The New Haven City Charter, which was revised and approved by voters in a November 2013 referendum, mandates a seven-member BOE. But after the November election of Darnell Goldson and Edward Joyner, the board currently has eight members. Though the BOE voted last month to permit eight members to sit until the end of 2016, the BOA claimed this action was illegal and voted the next week to end Gonzalez’s term. The 2013 referendum failed to specify how the BOE would drop from an eight- to a seven-member board with the adoption of a hybrid board through the election of two new members, leading to the current controversy. The BOA decided Gonzalez should be the member to step down because she is the most recent mayoral appointee, confirmed by the alders on Oct. 20, 2014.
“The Board of Alders is taking this action to enforce the properly exercised, legally binding and cost neutral legislative remedy it carried out in December,” Board of Alders President Tyisha Walker and Majority Leader Alphonse Paolillo Jr. said in a statement. “We are doing so on behalf of our constituents because the Board of Education persists in defying the Charter, the law of the City and the will of the voters.”
On Jan. 12, Mayor Toni Harp, the BOE’s current president, attempted to veto the alders’ ordinance to end Gonzalez’s term. Joyner told the News earlier this month that Harp’s submission of a scanned signature to the City Clerk’s Office came two days late, rendering the veto null and upholding the alders’ ruling.
Walker signed the Jan. 26 complaint against Gonzalez and the BOE. The lawsuit calls for an injunctive relief barring Gonzalez from continuing to serve on the board and an injunctive relief barring the board from acting with eight members.
Norm Pattis, a New Haven-based criminal defense lawyer with Pattis & Smith Law Firm, the firm representing the alders, said the BOA has every right to file the complaint against Gonzalez.
“I think Gonzalez was mistakenly appointed for a four-year term,” Pattis said. “For Ms. Gonzalez to claim she has some divine right to occupy that office because of that error is ludicrous.”

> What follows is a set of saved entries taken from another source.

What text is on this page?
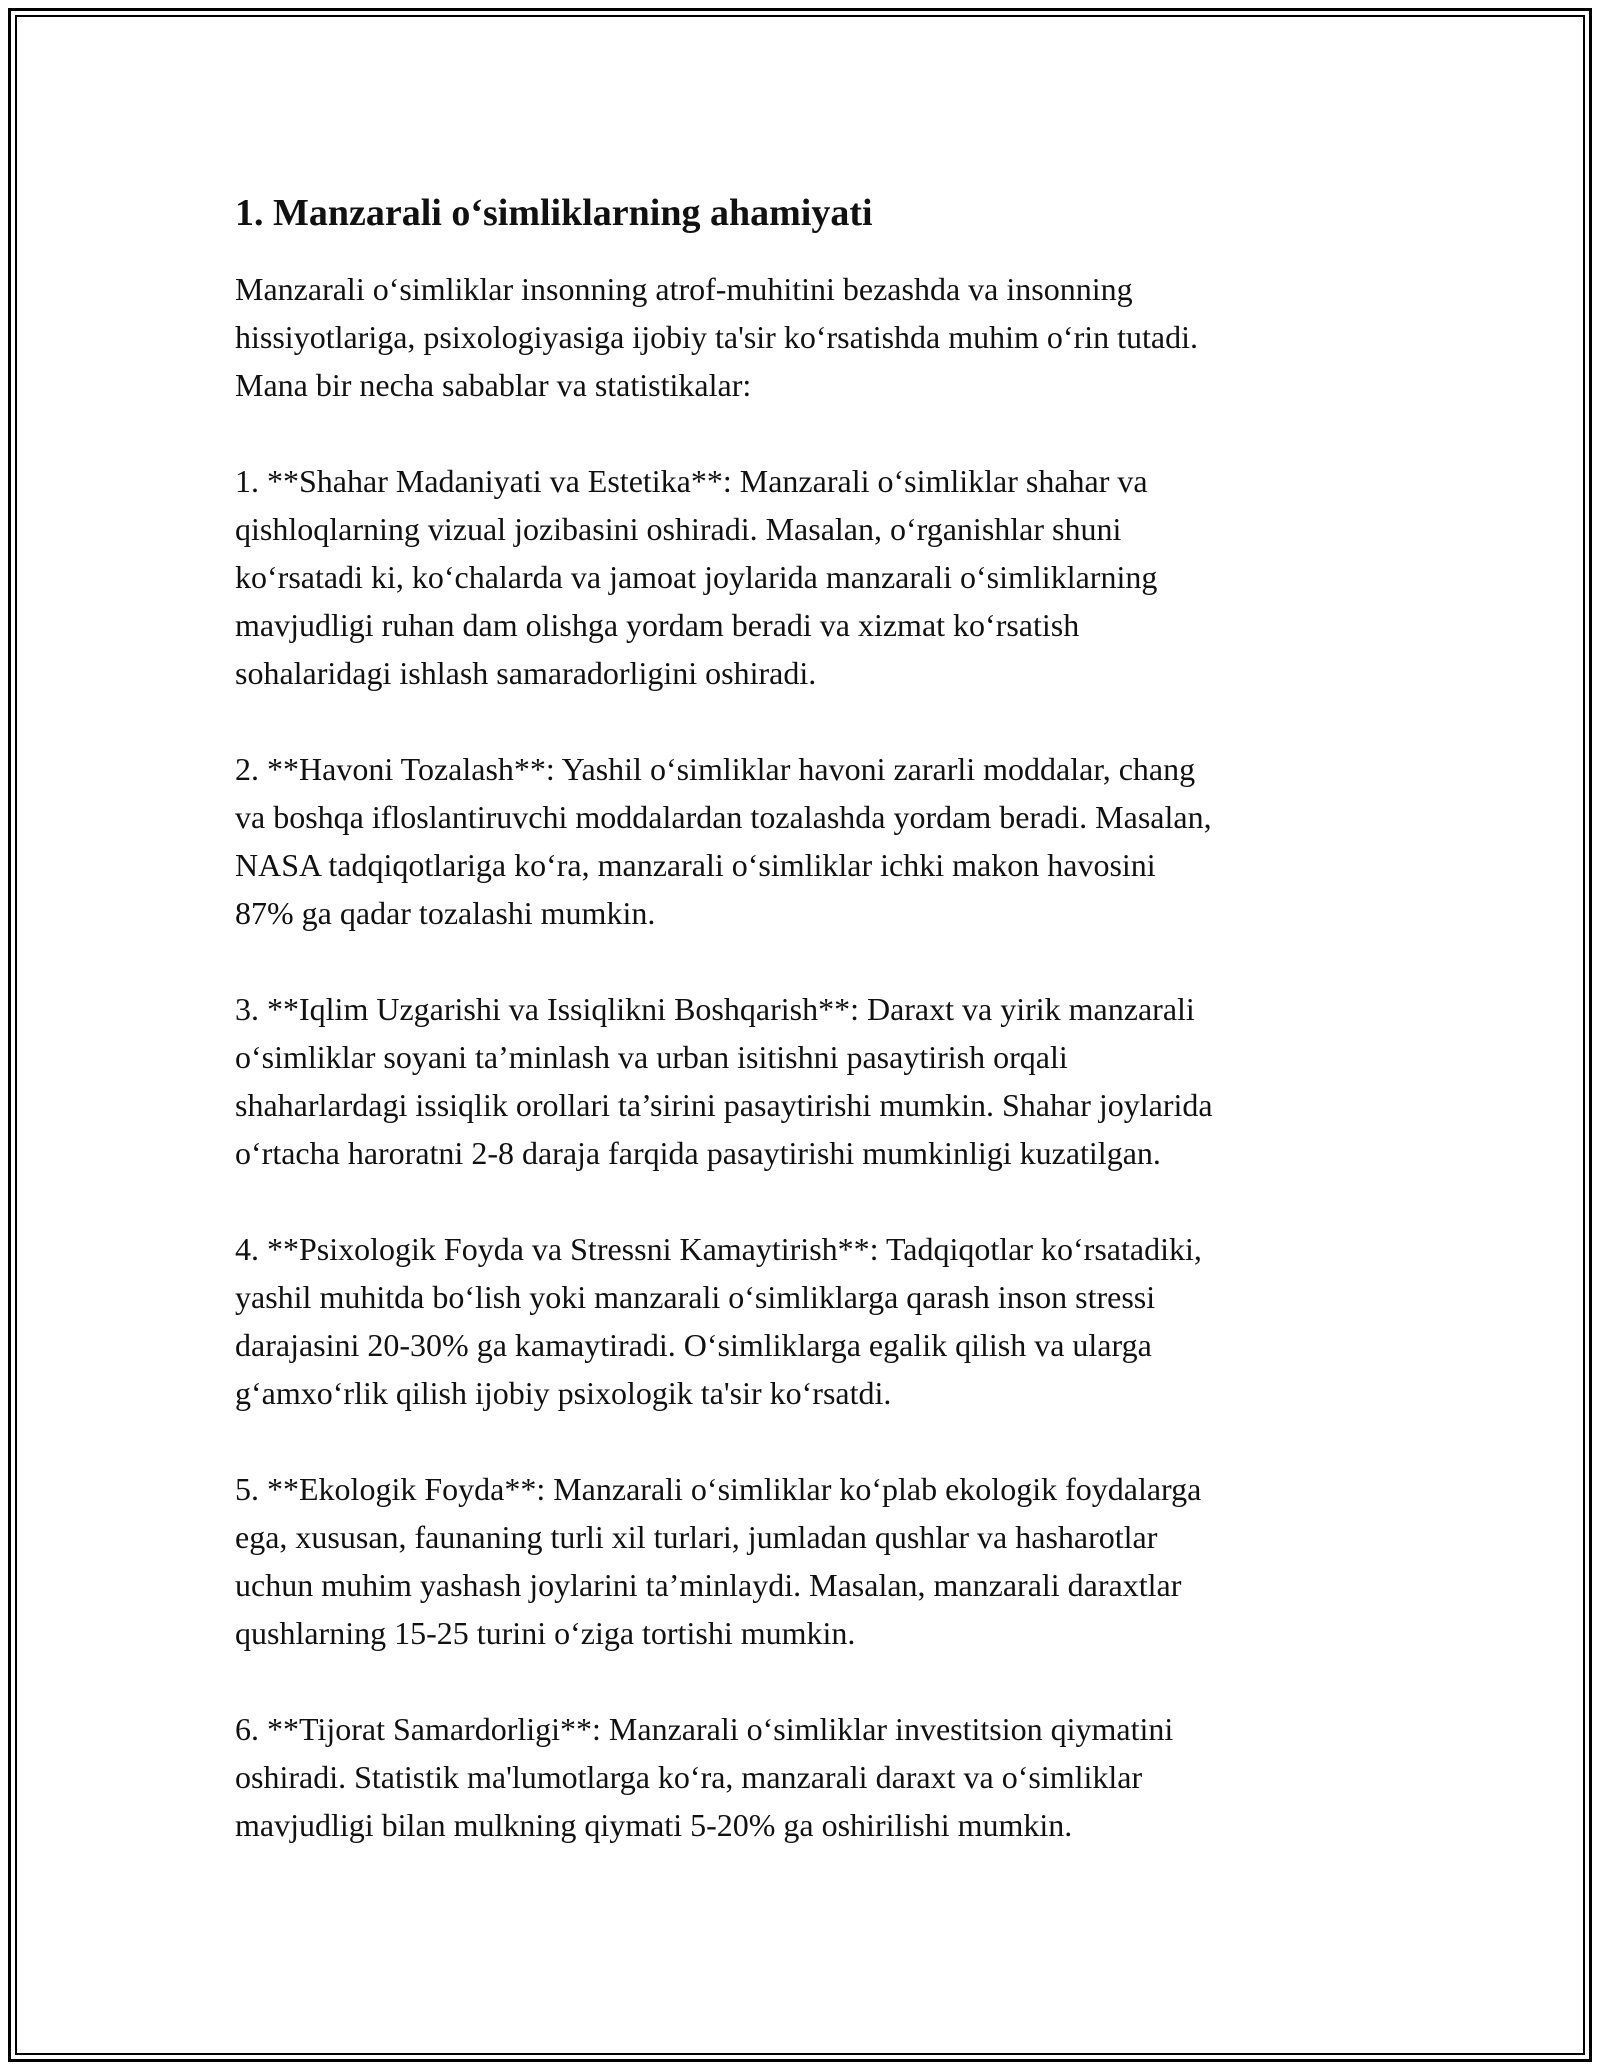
1. Manzarali o‘simliklarning ahamiyati

Manzarali o‘simliklar insonning atrof-muhitini bezashda va insonning
hissiyotlariga, psixologiyasiga ijobiy ta'sir ko‘rsatishda muhim o‘rin tutadi.
Mana bir necha sabablar va statistikalar:

1. **Shahar Madaniyati va Estetika**: Manzarali o‘simliklar shahar va
qishloqlarning vizual jozibasini oshiradi. Masalan, o‘rganishlar shuni
ko‘rsatadi ki, ko‘chalarda va jamoat joylarida manzarali o‘simliklarning
mavjudligi ruhan dam olishga yordam beradi va xizmat ko‘rsatish
sohalaridagi ishlash samaradorligini oshiradi.

2. **Havoni Tozalash**: Yashil o‘simliklar havoni zararli moddalar, chang
va boshqa ifloslantiruvchi moddalardan tozalashda yordam beradi. Masalan,
NASA tadqiqotlariga ko‘ra, manzarali o‘simliklar ichki makon havosini
87% ga qadar tozalashi mumkin.

3. **Iqlim Uzgarishi va Issiqlikni Boshqarish**: Daraxt va yirik manzarali
o‘simliklar soyani ta’minlash va urban isitishni pasaytirish orqali
shaharlardagi issiqlik orollari ta’sirini pasaytirishi mumkin. Shahar joylarida
o‘rtacha haroratni 2-8 daraja farqida pasaytirishi mumkinligi kuzatilgan.

4. **Psixologik Foyda va Stressni Kamaytirish**: Tadqiqotlar ko‘rsatadiki,
yashil muhitda bo‘lish yoki manzarali o‘simliklarga qarash inson stressi
darajasini 20-30% ga kamaytiradi. O‘simliklarga egalik qilish va ularga
g‘amxo‘rlik qilish ijobiy psixologik ta'sir ko‘rsatdi.

5. **Ekologik Foyda**: Manzarali o‘simliklar ko‘plab ekologik foydalarga
ega, xususan, faunaning turli xil turlari, jumladan qushlar va hasharotlar
uchun muhim yashash joylarini ta’minlaydi. Masalan, manzarali daraxtlar
qushlarning 15-25 turini o‘ziga tortishi mumkin.

6. **Tijorat Samardorligi**: Manzarali o‘simliklar investitsion qiymatini
oshiradi. Statistik ma'lumotlarga ko‘ra, manzarali daraxt va o‘simliklar
mavjudligi bilan mulkning qiymati 5-20% ga oshirilishi mumkin.
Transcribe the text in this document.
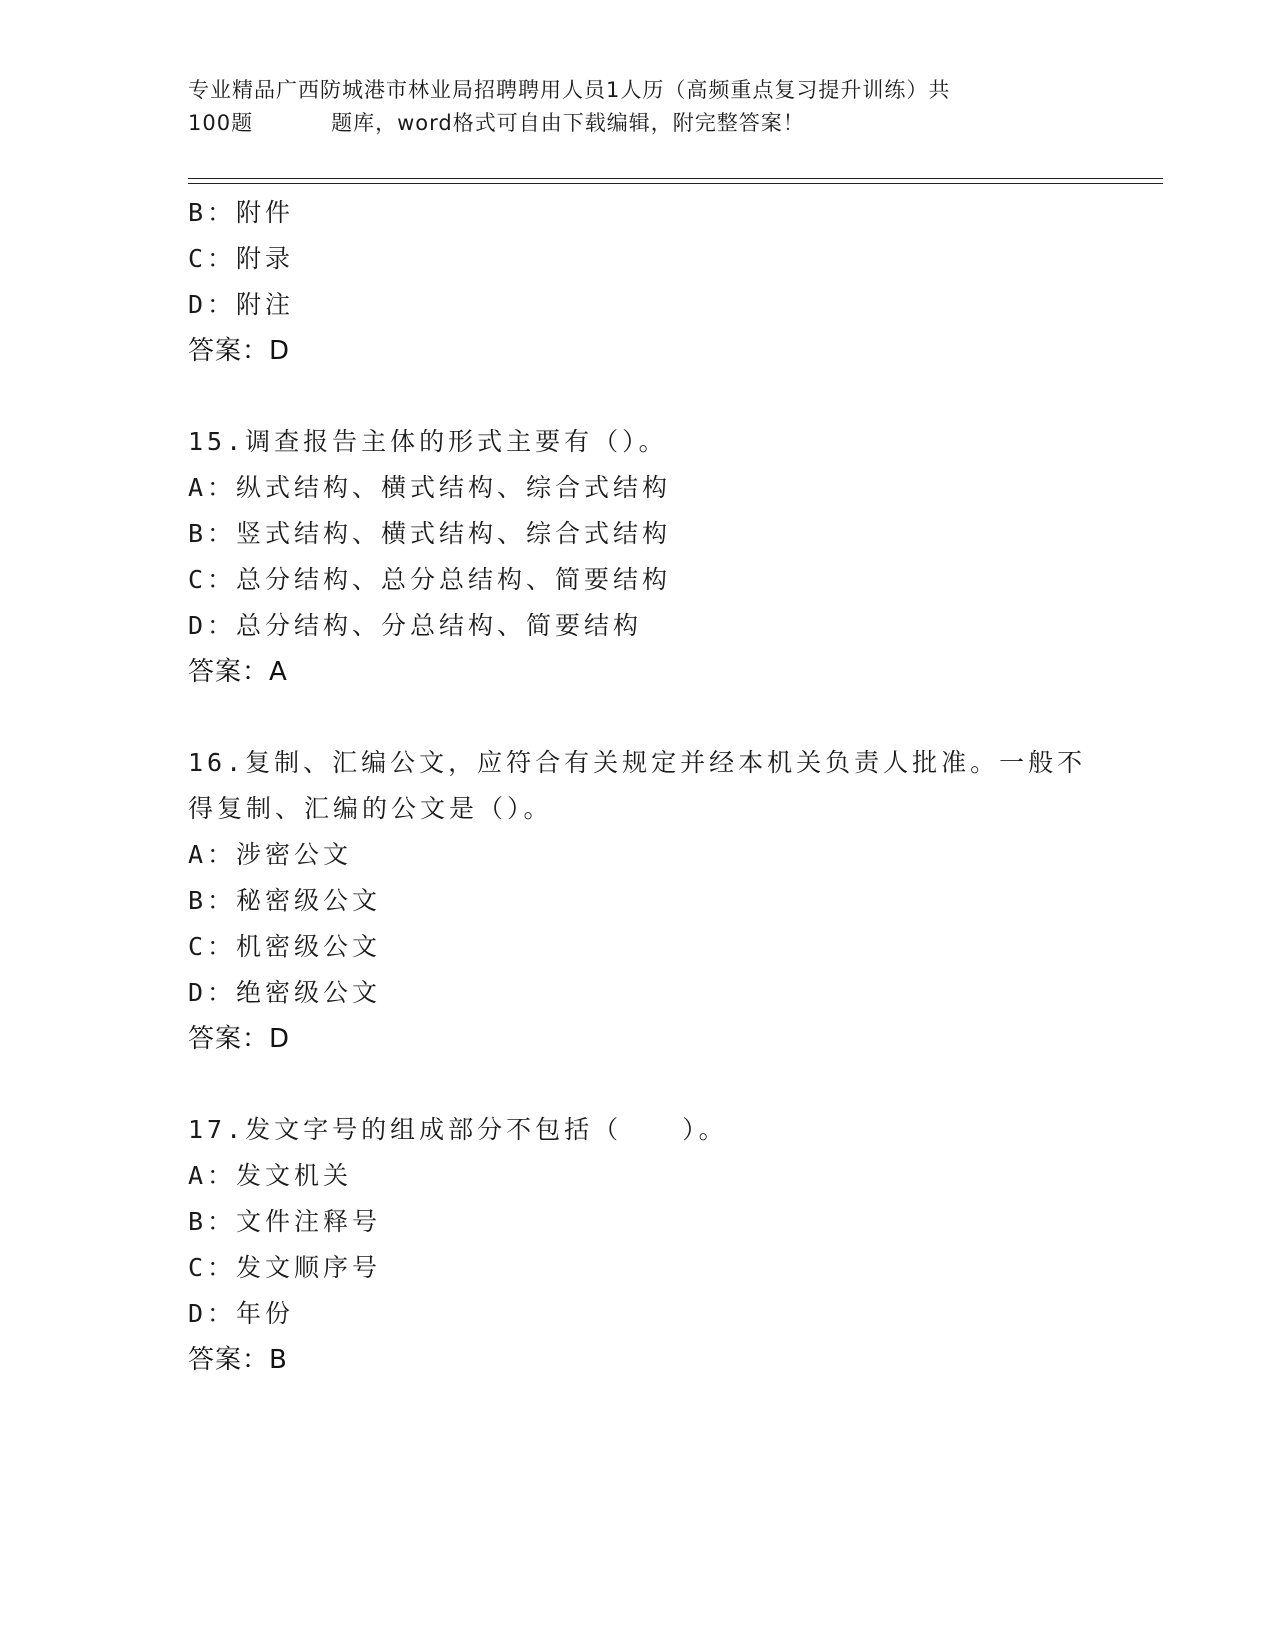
专业精品广西防城港市林业局招聘聘用人员1人历（高频重点复习提升训练）共
100题	题库，word格式可自由下载编辑，附完整答案！
B：附件
C：附录
D：附注
答案：D
15.调查报告主体的形式主要有（）。
A：纵式结构、横式结构、综合式结构
B：竖式结构、横式结构、综合式结构
C：总分结构、总分总结构、简要结构
D：总分结构、分总结构、简要结构
答案：A
16.复制、汇编公文，应符合有关规定并经本机关负责人批准。一般不
得复制、汇编的公文是（）。
A：涉密公文
B：秘密级公文
C：机密级公文
D：绝密级公文
答案：D
17.发文字号的组成部分不包括（ ）。
A：发文机关
B：文件注释号
C：发文顺序号
D：年份
答案：B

Pattis added that while the BOA made a mistake that resulted in the eight board members, the BOA seeks to correct this error via litigation against Gonzalez. Pattis said boards of education across Connecticut have a history of overreaching their authority and that New Haven’s current case is “yet another chapter in that history.”
Gonzalez, who is the current chair of the BOE’s Finance and Operations Committee, said the BOA has yet to present her with the lawsuit. She declined to comment, claiming the suit is a rumor for the time being, as far as she is concerned.
Harp said she could not comment because she has not seen the lawsuit either.
“While I’m certainly disappointed to learn this recent move made by the Board of Alders, I haven’t yet seen or read the lawsuit and therefore can make no comment about it,” Harp said in a statement.
Gonzalez was initially appointed to serve until Dec. 31, 2018.